Durante os debates, os promotores de Justiça Fabison Miranda Cardoso e Eduardo Antônio Ferreira Zaque - do Grupo de Atuação Especial no Tribunal do Júri (GAEJúri), sustentaram a gravidade do crime. “O que vimos aqui é um exemplo claro de disputa de território, onde a vida humana foi tratada como moeda de poder”, destacou Zaque.
O crime ocorreu em 02 de setembro de 2022, na Estrada Leonora, zona rural entre Sinop e Cláudia. A vítima foi atraída sob o pretexto de encontro com integrantes de uma facção criminosa, mas acabou executada por membros da facção rival.
Segundo a denúncia, a menor foi morta com disparos de arma de fogo e golpes de facão. Após a execução, os réus tentaram ocultar o cadáver utilizando lonas, pá e enxada, sendo presos em flagrante durante a tentativa de enterrá-lo. O crime foi filmado por um dos envolvidos, e as imagens foram encontradas em celulares apreendidos.

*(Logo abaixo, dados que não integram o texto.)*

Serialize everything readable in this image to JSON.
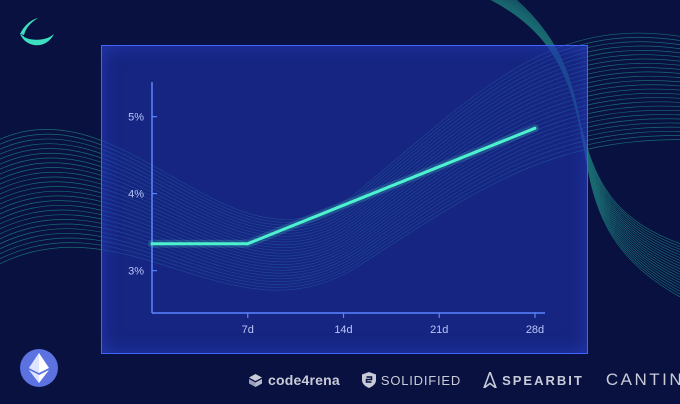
{
  "chart_data": {
    "type": "line",
    "x": [
      0,
      7,
      14,
      21,
      28
    ],
    "series": [
      {
        "values": [
          3.35,
          3.35,
          3.85,
          4.35,
          4.85
        ]
      }
    ],
    "x_tick_labels": [
      "7d",
      "14d",
      "21d",
      "28d"
    ],
    "y_tick_labels": [
      "5%",
      "4%",
      "3%"
    ],
    "y_ticks": [
      5,
      4,
      3
    ],
    "x_ticks": [
      7,
      14,
      21,
      28
    ],
    "xlim": [
      0,
      28
    ],
    "ylim": [
      2.45,
      5.45
    ],
    "grid": false,
    "colors": {
      "line": "#4df2cf",
      "axis": "#5a84ff",
      "panel_border": "#3f64ff"
    }
  },
  "partners": {
    "code4rena": "code4rena",
    "solidified": "SOLIDIFIED",
    "spearbit": "SPEARBIT",
    "cantina": "CANTINA"
  },
  "icons": {
    "logo": "leaf-wave-logo-icon",
    "ethereum": "ethereum-icon"
  }
}
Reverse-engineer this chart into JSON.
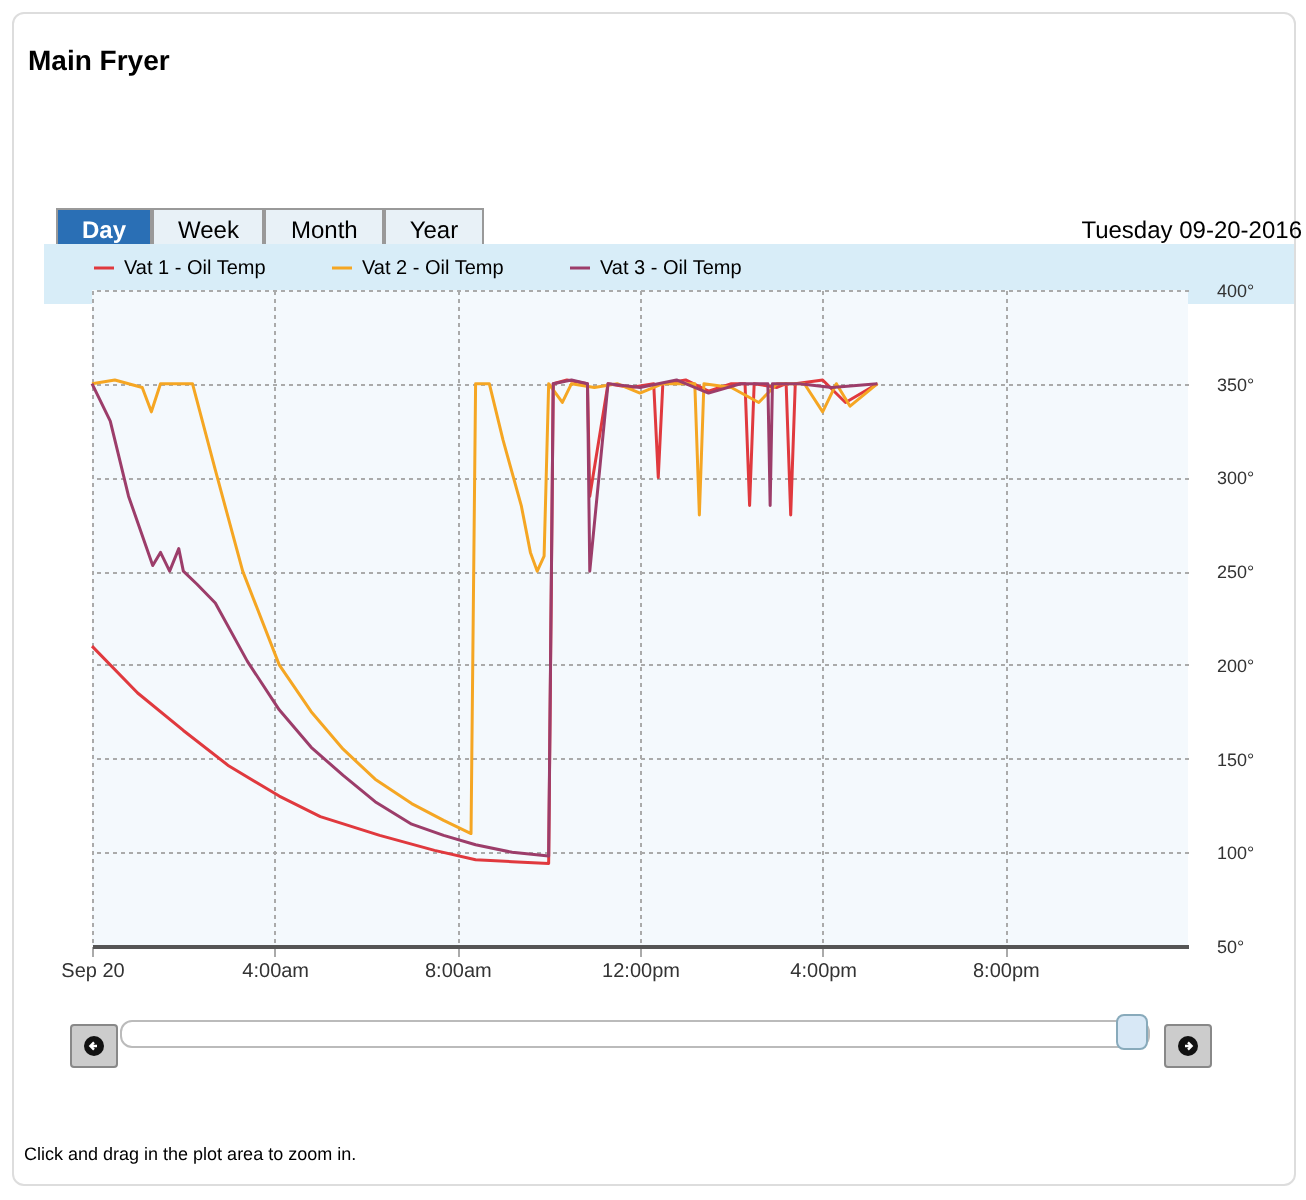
{
  "chart_data": {
    "type": "line",
    "title": "Main Fryer",
    "subtitle": "Tuesday 09-20-2016",
    "annotations": [
      "Click and drag in the plot area to zoom in.",
      "Day",
      "Week",
      "Month",
      "Year"
    ],
    "series": [
      {
        "name": "Vat 1 - Oil Temp",
        "color": "#e0393e",
        "x": [
          0,
          1,
          2,
          3,
          4.1,
          5,
          6.3,
          7.5,
          8.4,
          9.2,
          10.0,
          10.1,
          10.4,
          10.85,
          10.9,
          11.3,
          11.8,
          12.3,
          12.4,
          12.5,
          13,
          13.5,
          14,
          14.3,
          14.4,
          14.5,
          15,
          15.2,
          15.3,
          15.4,
          16,
          16.5,
          17.2
        ],
        "values": [
          210,
          185,
          165,
          146,
          130,
          119,
          109,
          101,
          96,
          95,
          94,
          350,
          352,
          350,
          290,
          350,
          348,
          350,
          300,
          350,
          352,
          346,
          350,
          350,
          285,
          350,
          348,
          350,
          280,
          350,
          352,
          340,
          350
        ]
      },
      {
        "name": "Vat 2 - Oil Temp",
        "color": "#f5a623",
        "x": [
          0,
          0.5,
          1.1,
          1.3,
          1.5,
          2.0,
          2.2,
          2.7,
          3.3,
          4.1,
          4.8,
          5.5,
          6.2,
          7.0,
          7.7,
          8.3,
          8.4,
          8.7,
          9.0,
          9.4,
          9.6,
          9.75,
          9.9,
          10.0,
          10.3,
          10.5,
          11,
          11.5,
          12,
          12.5,
          13.2,
          13.3,
          13.4,
          14,
          14.6,
          15,
          15.6,
          16,
          16.3,
          16.6,
          17.2
        ],
        "values": [
          350,
          352,
          348,
          335,
          350,
          350,
          350,
          304,
          250,
          200,
          175,
          155,
          139,
          126,
          117,
          110,
          350,
          350,
          320,
          285,
          260,
          250,
          258,
          350,
          340,
          350,
          348,
          350,
          345,
          350,
          350,
          280,
          350,
          348,
          340,
          350,
          350,
          335,
          350,
          338,
          350
        ]
      },
      {
        "name": "Vat 3 - Oil Temp",
        "color": "#9c3d6a",
        "x": [
          0,
          0.4,
          0.8,
          1.33,
          1.5,
          1.7,
          1.9,
          2.0,
          2.3,
          2.7,
          3.4,
          4.1,
          4.8,
          5.5,
          6.2,
          7.0,
          7.7,
          8.4,
          9.2,
          10.0,
          10.1,
          10.5,
          10.85,
          10.9,
          11.3,
          12,
          12.8,
          13.5,
          14.2,
          14.8,
          14.85,
          14.9,
          15.5,
          16.2,
          17.2
        ],
        "values": [
          350,
          330,
          290,
          253,
          260,
          250,
          262,
          250,
          243,
          233,
          202,
          176,
          156,
          141,
          127,
          115,
          109,
          104,
          100,
          98,
          350,
          352,
          350,
          250,
          350,
          348,
          352,
          345,
          350,
          350,
          285,
          350,
          350,
          348,
          350
        ]
      }
    ],
    "xlim": [
      0,
      24
    ],
    "xticks": [
      {
        "value": 0,
        "label": "Sep 20"
      },
      {
        "value": 4,
        "label": "4:00am"
      },
      {
        "value": 8,
        "label": "8:00am"
      },
      {
        "value": 12,
        "label": "12:00pm"
      },
      {
        "value": 16,
        "label": "4:00pm"
      },
      {
        "value": 20,
        "label": "8:00pm"
      }
    ],
    "ylim": [
      50,
      400
    ],
    "yticks": [
      {
        "value": 50,
        "label": "50°"
      },
      {
        "value": 100,
        "label": "100°"
      },
      {
        "value": 150,
        "label": "150°"
      },
      {
        "value": 200,
        "label": "200°"
      },
      {
        "value": 250,
        "label": "250°"
      },
      {
        "value": 300,
        "label": "300°"
      },
      {
        "value": 350,
        "label": "350°"
      },
      {
        "value": 400,
        "label": "400°"
      }
    ],
    "grid": true,
    "legend": "top"
  }
}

“Isso demonstra planejamento, frieza e total desprezo pela dignidade humana. Este crime não atinge apenas a vítima e sua família. Ele espalha medo, fortalece facções e desafia o Estado”, ressaltou o promotor Fabison Miranda.

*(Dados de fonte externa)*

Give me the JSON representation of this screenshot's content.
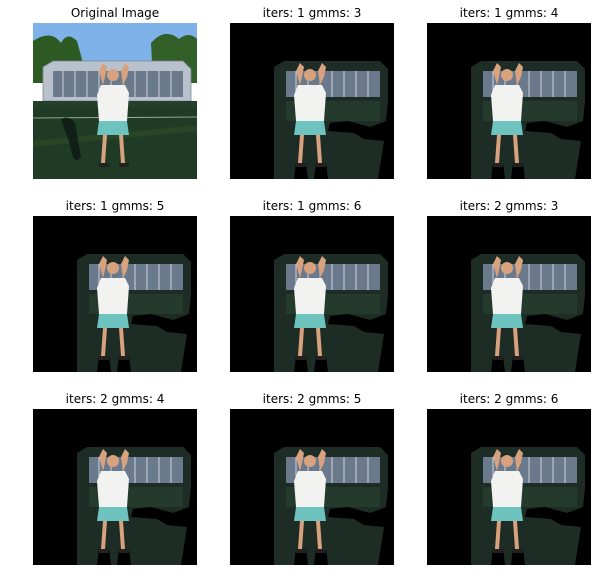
{
  "panels": [
    {
      "title": "Original Image",
      "kind": "original"
    },
    {
      "title": "iters: 1 gmms: 3",
      "kind": "mask"
    },
    {
      "title": "iters: 1 gmms: 4",
      "kind": "mask"
    },
    {
      "title": "iters: 1 gmms: 5",
      "kind": "mask"
    },
    {
      "title": "iters: 1 gmms: 6",
      "kind": "mask"
    },
    {
      "title": "iters: 2 gmms: 3",
      "kind": "mask"
    },
    {
      "title": "iters: 2 gmms: 4",
      "kind": "mask"
    },
    {
      "title": "iters: 2 gmms: 5",
      "kind": "mask"
    },
    {
      "title": "iters: 2 gmms: 6",
      "kind": "mask"
    }
  ],
  "colors": {
    "background": "#000000",
    "sky": "#6fa6e0",
    "trees": "#2f5a24",
    "court": "#213528",
    "building": "#6a7a8c",
    "shirt": "#f2f2f0",
    "shorts": "#6ec3bf",
    "skin": "#d9a27e"
  }
}
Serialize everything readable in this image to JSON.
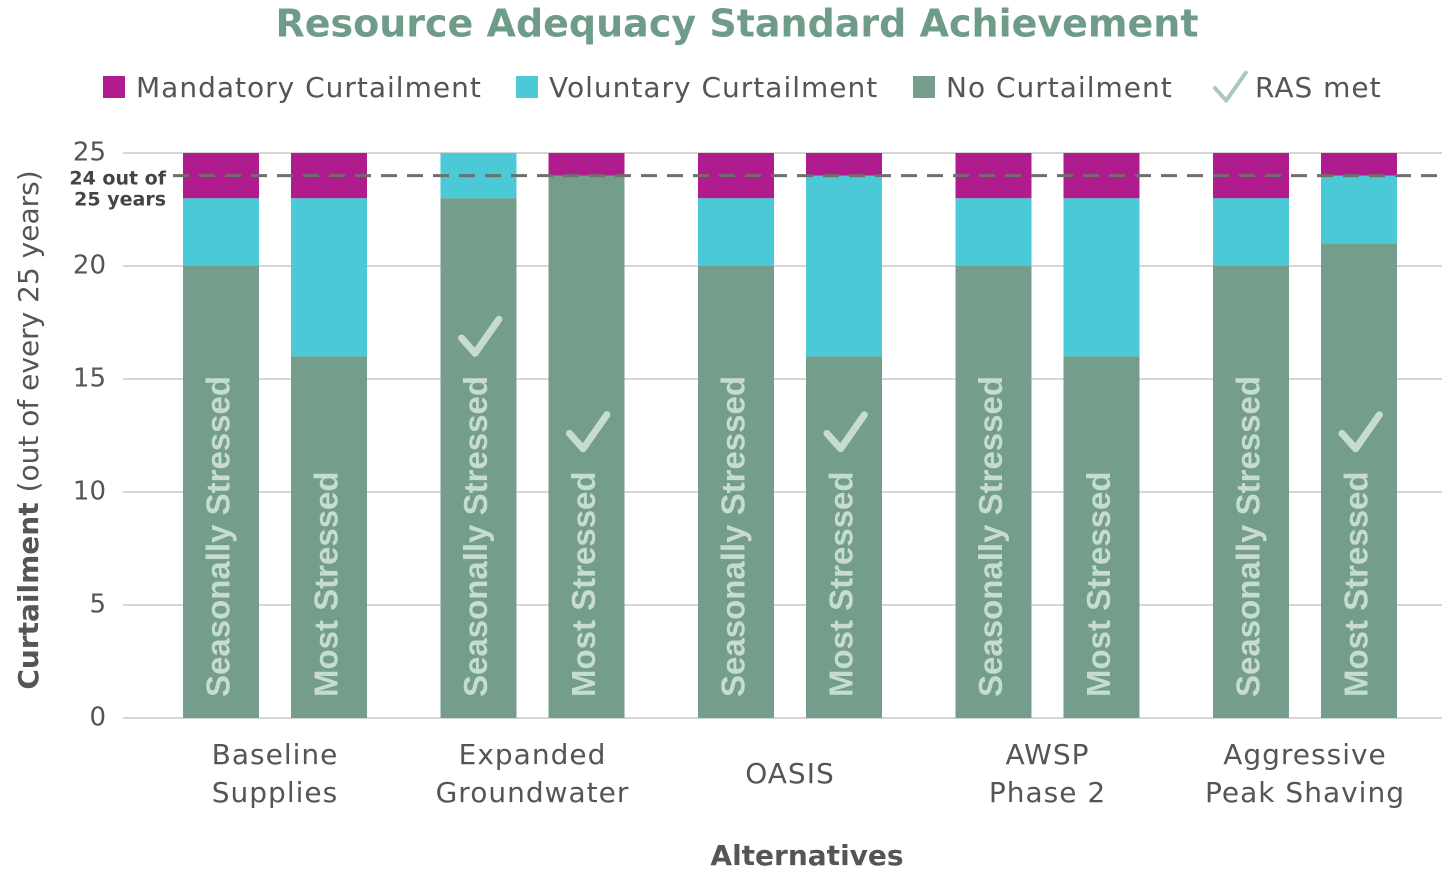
{
  "chart_data": {
    "type": "stacked_bar",
    "title": "Resource Adequacy Standard Achievement",
    "y_label": {
      "bold": "Curtailment",
      "rest": "(out of every 25 years)"
    },
    "x_label": "Alternatives",
    "group_labels": [
      [
        "Baseline",
        "Supplies"
      ],
      [
        "Expanded",
        "Groundwater"
      ],
      [
        "OASIS"
      ],
      [
        "AWSP",
        "Phase 2"
      ],
      [
        "Aggressive",
        "Peak Shaving"
      ]
    ],
    "bar_labels": [
      "Seasonally Stressed",
      "Most Stressed",
      "Seasonally Stressed",
      "Most Stressed",
      "Seasonally Stressed",
      "Most Stressed",
      "Seasonally Stressed",
      "Most Stressed",
      "Seasonally Stressed",
      "Most Stressed"
    ],
    "series": [
      {
        "name": "No Curtailment",
        "color": "#759d8b",
        "values": [
          20,
          16,
          23,
          24,
          20,
          16,
          20,
          16,
          20,
          21
        ]
      },
      {
        "name": "Voluntary Curtailment",
        "color": "#4bc9d7",
        "values": [
          3,
          7,
          2,
          0,
          3,
          8,
          3,
          7,
          3,
          3
        ]
      },
      {
        "name": "Mandatory Curtailment",
        "color": "#b01b8d",
        "values": [
          2,
          2,
          0,
          1,
          2,
          1,
          2,
          2,
          2,
          1
        ]
      }
    ],
    "legend_order": [
      2,
      1,
      0
    ],
    "ras_legend": "RAS met",
    "ras_met": [
      false,
      false,
      true,
      true,
      false,
      true,
      false,
      false,
      false,
      true
    ],
    "reference_line": {
      "value": 24,
      "label": [
        "24 out of",
        "25 years"
      ]
    },
    "ylim": [
      0,
      25
    ],
    "yticks": [
      0,
      5,
      10,
      15,
      20,
      25
    ],
    "grid": true
  }
}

Derick Leonardo Marques Silva recebeu 13 anos e 9 meses de reclusão pelo homicídio qualificado e 3 anos e 6 meses pelo crime de organização criminosa, totalizando 17 anos e 3 meses. Francinaldo Alves Pereira foi condenado a 28 anos pelo homicídio e 5 anos, 9 meses e 12 dias por organização criminosa, somando 33 anos, 9 meses e 12 dias. Já Wesley Ribeiro dos Santos cumprirá 19 anos e 3 meses pelo homicídio e 3 anos e 6 meses pelo crime de organização criminosa, totalizando 22 anos e 9 meses.
Consta ainda na denúncia, que os três réus possuem vínculo com uma facção criminosa. Francinaldo, chamado Naldo, foi quem desferiu os disparos de arma de fogo contra a vítima, sendo o executor principal com arma de fogo. Ele também teria coordenado parte da ação, inclusive determinando que o corpo fosse enterrado posteriormente.

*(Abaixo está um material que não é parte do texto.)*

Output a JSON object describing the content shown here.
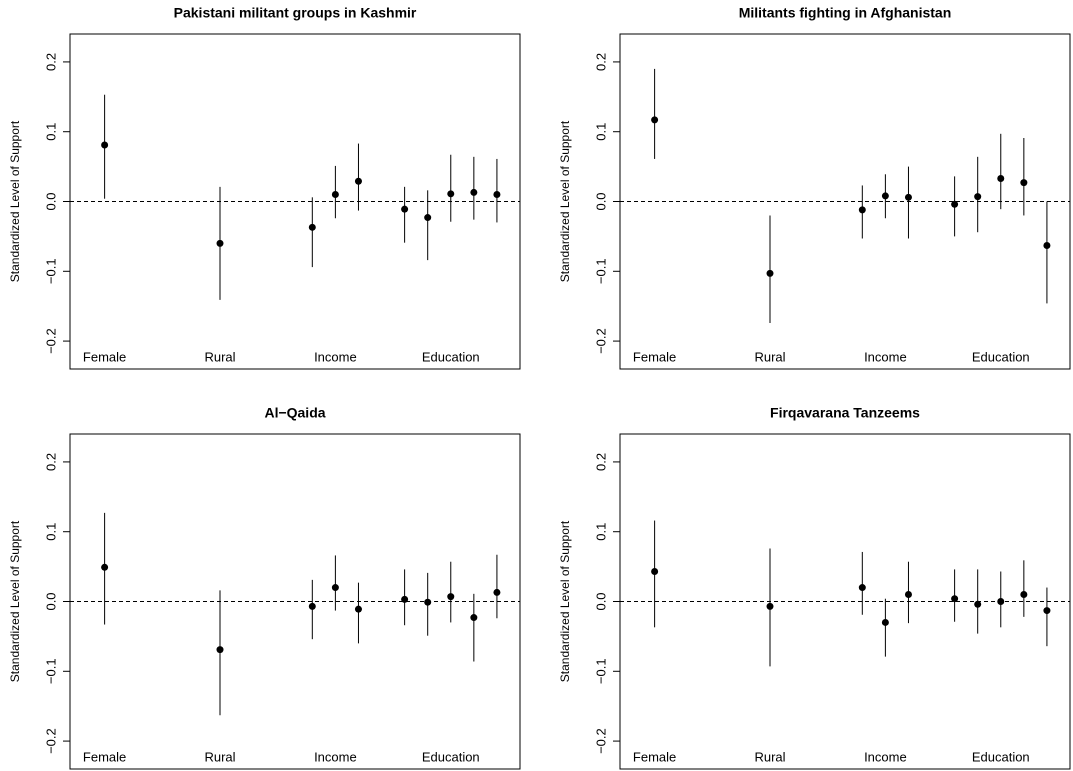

Já Derick, conhecido como DK, após os disparos, utilizou um facão para golpear a vítima e cortar seu pescoço, além de participar da gravação do vídeo comemorando a execução. E Wesley, apelidado de Israelense, foi apontado como motorista do veículo usado no crime, que levou a vítima ao local da execução.
A vítima era estudante e foi morta brutalmente por suspeita de integrar facção rival. O laudo necroscópico apontou três disparos de arma de fogo e esgorjamento cervical.
A juíza Giselda Regina Sobreira de Oliveira Andrade determinou a imediata execução provisória das penas, com base na soberania dos veredictos do Júri, fixando o regime inicial fechado para todos os condenados.
GAEJúri - o Grupo de Atuação Especial no Tribunal do Júri (GAEJúri) do Ministério Público de Mato Grosso (MPMT) foi criado em maio deste ano pelo procurador-Geral de Justiça, Rodrigo Fonseca Costa, por meio do Ato Administrativo Nº 1.320/2025-PGJ.
O GAEJúri presta apoio aos órgãos de execução do MPMT nos julgamentos realizados pelo Tribunal do Júri nos casos de maior complexidade, relevância social ou grande repercussão; nos locais em que houver elevado número de sessões do Tribunal do Júri agendadas para curto período, tais como mutirões e projetos especiais instituídos pelo Poder Judiciário ou pelo MPMT; e quando houver colisão de pautas entre sessões do Tribunal do Júri e outros atos inerentes às atividades regulares da unidade ministerial que não possam ser adiados.